The question, similar to the renowned thought experiment, the 'trolley problem', has afflicted a multitude of people, including the champions of autonomous technology. Not wanting to get entangled in the throes of the said dilemma, Christoph von Hugo, Head, driver assistance systems and active safety, Daimler AG, told CarandDriver in an interview during the Paris Motor Show that all Mercedes-Benz's Level 4 and Level 5 autonomous cars will prioritise occupants' safety over pedestrians.
He said, "If you know you can save at least one person, at least save that one. Save the one in the car. If all you know for sure is that one death can be prevented, then that's your first priority." Hugo added, "This moral question of whom to save: 99 percent of our engineering work is to prevent these situations from happening at all.
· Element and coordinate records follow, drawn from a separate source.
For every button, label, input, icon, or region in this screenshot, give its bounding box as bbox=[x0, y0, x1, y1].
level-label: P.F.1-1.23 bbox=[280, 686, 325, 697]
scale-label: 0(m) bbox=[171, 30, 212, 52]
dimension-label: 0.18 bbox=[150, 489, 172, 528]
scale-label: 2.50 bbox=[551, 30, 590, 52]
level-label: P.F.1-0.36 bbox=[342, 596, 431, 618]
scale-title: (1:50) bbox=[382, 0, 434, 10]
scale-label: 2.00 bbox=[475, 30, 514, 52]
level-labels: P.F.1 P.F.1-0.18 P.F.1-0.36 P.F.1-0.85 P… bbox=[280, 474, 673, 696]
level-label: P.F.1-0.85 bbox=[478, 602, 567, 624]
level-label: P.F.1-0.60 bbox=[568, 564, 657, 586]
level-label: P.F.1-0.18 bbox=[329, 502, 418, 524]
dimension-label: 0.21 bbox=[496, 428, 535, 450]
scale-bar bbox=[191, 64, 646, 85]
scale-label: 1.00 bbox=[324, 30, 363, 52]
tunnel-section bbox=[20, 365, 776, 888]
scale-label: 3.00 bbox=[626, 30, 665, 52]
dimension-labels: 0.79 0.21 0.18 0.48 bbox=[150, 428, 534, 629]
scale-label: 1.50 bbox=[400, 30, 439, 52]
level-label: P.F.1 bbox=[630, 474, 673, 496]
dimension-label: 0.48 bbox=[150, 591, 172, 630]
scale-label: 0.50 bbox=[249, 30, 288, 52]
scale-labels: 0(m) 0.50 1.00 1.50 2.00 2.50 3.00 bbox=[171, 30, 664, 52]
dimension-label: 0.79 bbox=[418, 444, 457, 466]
We are working so our cars don't drive into situations where that could happen and [will] drive away from potential situations where those decisions have to be made."
Though the Stuttgart-based luxury automaker has spelt out its stance regarding the automotive world's 'trolley problem', there is much regulatory work to be done. Especially considering the fact that the technology is heading our way quickly and it'd do the world much good to be at least somewhat prepared to deal with the ramifications of the many, many situations that may arise once driverless cars hit the roads.